It’s a big leap from the ancient Incas of the high Andes of Peru to NASA astronauts on space journeys, but kiwicha – a highly nutritious Andean grain – has been part of both worlds. And now, thanks to the support of the Joint FAO/IAEA Division of Nuclear Techniques in Food and Agriculture in applying nuclear techniques to kiwicha breeding, the crop has new traits that have changed its appearance, improved its yield, and given it a new role as an export crop with potential to improve the quality of life for people who still farm in the high Andes region where the Incas planted kiwicha thousands of years ago.
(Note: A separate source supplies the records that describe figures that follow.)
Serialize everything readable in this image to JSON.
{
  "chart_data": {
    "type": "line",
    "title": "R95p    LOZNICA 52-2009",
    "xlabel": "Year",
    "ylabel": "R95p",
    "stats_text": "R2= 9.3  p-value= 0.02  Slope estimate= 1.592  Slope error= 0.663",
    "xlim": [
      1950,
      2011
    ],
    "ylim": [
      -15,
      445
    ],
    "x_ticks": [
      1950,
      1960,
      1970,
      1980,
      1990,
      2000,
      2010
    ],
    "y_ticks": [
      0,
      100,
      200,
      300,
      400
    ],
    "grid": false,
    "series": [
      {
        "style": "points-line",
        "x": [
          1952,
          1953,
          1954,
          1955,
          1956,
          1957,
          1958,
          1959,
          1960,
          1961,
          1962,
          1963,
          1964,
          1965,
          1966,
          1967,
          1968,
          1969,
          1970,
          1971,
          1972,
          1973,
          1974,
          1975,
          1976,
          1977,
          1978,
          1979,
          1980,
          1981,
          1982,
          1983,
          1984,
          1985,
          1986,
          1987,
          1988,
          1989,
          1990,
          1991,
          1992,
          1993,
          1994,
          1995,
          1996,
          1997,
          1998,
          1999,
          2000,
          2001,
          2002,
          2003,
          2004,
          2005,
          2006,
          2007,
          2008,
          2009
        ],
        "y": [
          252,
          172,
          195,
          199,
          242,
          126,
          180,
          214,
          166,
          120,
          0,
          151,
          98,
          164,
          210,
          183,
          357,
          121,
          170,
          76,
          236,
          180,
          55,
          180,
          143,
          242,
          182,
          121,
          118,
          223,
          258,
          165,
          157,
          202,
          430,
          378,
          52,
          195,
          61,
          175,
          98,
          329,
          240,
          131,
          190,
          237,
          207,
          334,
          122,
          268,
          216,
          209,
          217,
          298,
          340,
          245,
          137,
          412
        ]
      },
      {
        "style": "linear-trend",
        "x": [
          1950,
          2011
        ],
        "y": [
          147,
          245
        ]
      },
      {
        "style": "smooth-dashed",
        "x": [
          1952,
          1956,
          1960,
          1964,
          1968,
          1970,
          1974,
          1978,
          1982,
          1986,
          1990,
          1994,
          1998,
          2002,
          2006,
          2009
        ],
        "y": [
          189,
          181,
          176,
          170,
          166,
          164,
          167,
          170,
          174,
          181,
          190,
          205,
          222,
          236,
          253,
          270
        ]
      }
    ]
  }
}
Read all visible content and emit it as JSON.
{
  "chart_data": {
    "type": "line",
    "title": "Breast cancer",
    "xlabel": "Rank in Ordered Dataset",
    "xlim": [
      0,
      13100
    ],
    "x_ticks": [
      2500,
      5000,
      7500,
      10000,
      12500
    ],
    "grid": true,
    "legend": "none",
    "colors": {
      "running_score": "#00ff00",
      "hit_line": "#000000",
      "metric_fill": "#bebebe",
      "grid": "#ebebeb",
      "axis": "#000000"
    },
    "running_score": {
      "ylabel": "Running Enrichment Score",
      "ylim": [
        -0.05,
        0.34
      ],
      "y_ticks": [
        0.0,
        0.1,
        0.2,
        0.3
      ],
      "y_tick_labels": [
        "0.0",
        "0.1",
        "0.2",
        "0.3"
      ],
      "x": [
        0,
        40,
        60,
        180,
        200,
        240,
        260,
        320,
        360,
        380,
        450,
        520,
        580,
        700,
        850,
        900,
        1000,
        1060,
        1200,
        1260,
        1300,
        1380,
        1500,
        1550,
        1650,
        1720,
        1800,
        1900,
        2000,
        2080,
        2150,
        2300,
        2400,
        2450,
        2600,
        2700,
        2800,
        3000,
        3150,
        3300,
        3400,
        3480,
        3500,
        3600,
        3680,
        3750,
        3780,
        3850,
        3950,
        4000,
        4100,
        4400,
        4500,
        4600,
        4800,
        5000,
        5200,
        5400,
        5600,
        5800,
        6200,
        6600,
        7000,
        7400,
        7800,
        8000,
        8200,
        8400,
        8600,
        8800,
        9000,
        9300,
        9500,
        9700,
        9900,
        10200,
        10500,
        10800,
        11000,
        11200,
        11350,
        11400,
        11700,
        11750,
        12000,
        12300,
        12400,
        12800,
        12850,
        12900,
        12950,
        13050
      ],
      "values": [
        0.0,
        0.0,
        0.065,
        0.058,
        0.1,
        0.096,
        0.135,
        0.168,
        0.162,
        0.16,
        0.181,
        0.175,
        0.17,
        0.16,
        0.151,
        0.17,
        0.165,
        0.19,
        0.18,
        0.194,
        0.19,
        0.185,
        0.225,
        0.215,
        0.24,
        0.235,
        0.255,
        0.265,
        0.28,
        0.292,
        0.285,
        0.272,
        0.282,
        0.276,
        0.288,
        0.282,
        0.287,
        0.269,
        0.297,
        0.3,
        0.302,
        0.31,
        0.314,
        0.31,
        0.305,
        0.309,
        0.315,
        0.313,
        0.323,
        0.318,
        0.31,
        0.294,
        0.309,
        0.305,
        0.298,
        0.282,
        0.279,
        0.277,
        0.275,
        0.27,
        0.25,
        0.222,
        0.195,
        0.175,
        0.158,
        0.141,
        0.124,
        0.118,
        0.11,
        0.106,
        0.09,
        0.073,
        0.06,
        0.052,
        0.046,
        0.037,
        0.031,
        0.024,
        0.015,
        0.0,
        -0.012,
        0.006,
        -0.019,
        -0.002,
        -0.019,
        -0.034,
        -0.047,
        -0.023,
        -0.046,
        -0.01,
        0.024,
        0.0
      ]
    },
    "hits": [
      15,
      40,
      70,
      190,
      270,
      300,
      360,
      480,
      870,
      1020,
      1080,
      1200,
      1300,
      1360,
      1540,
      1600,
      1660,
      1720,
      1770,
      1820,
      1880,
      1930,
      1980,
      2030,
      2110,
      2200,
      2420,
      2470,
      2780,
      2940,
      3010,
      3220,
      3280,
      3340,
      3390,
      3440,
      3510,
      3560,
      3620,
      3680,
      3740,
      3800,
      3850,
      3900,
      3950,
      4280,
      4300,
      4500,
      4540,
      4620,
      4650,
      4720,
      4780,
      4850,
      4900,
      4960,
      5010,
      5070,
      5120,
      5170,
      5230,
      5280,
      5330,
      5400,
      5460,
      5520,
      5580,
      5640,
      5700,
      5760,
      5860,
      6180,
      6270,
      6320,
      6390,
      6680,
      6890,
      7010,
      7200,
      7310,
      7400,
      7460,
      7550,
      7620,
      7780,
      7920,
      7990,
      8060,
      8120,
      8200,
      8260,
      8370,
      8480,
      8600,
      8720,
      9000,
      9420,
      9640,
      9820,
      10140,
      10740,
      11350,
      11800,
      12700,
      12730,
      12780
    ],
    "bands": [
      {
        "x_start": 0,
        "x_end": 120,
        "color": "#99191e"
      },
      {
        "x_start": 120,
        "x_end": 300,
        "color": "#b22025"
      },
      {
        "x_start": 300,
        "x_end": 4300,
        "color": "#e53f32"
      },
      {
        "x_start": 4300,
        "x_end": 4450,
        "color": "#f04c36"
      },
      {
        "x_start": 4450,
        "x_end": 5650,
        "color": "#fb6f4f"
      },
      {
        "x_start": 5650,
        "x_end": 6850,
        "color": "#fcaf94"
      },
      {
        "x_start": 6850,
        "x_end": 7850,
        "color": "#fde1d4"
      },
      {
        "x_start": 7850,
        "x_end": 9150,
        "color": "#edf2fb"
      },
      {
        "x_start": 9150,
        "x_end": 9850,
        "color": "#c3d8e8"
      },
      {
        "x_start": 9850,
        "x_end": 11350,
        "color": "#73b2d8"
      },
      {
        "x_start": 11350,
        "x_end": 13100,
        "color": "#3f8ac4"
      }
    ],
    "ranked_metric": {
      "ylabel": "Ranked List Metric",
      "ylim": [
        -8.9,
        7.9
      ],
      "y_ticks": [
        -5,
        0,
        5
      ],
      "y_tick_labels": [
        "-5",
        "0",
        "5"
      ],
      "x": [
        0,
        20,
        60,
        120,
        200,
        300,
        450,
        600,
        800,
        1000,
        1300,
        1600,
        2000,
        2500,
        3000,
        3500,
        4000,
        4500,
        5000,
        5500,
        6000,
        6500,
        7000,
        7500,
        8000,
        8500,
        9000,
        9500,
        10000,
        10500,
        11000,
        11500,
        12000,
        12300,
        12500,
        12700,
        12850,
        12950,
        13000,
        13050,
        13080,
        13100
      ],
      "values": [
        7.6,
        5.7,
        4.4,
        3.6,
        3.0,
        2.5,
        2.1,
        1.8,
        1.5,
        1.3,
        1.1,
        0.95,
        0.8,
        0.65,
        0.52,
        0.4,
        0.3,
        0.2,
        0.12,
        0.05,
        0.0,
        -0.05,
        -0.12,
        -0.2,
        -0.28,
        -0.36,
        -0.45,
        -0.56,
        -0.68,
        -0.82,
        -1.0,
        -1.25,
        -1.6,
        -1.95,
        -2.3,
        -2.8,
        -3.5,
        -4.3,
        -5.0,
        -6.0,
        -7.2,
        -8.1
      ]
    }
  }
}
From Incan tombs to outer space, kiwicha (Amaranthus caudatus) grains have taken flight in recent decades, with modern science proving that the ancients of the Peruvian Andes knew what they were doing when it came to making nutritional decisions. Growing at altitudes of 3–5000 meters, scientists have determined that this staple food of the Incas has 30 percent more protein than common cereals such a rice and wheat, it reduces hypertension and cholesterol, is high in dietary fiber and minerals such as iron, magnesium and manganese, and is gluten free. With that knowledge, these grains that have been found sprinkled around 4000-year-old Andean tombs also gained the respect of the US National Aeronautics and Space Administration (NASA). NASA included the nutritious kiwicha as a supplement in astronaut meals.
Thanks to millennia of adaptation, kiwicha has natural resistance to pests, which means it needs no or very little application of pesticides and fungicides. This not only makes it safer for consumers and less expensive to produce because farmers do not need to buy the inputs, it also gives it entree to the high-end organic markets.
In spite of the fact that kiwicha was a well-adapted staple in the Andes and had provided local people important nutritional benefits for millennia, when the Spanish arrived in the 1500s, they replaced kiwicha cultivations with wheat and barley. Pockets of kiwicha still grew wild at high altitudes, but it remained nearly forgotten until modern scientists began looking at its potential for improving local nutrition and as an export crop to markets hungry for nutritious health foods. Peru has a population of 29 million, with 34.8 percent living in poverty. For the 3 million people living from subsistence agriculture in the Andean highlands, increasing export potential of kiwicha could have great benefit for the area.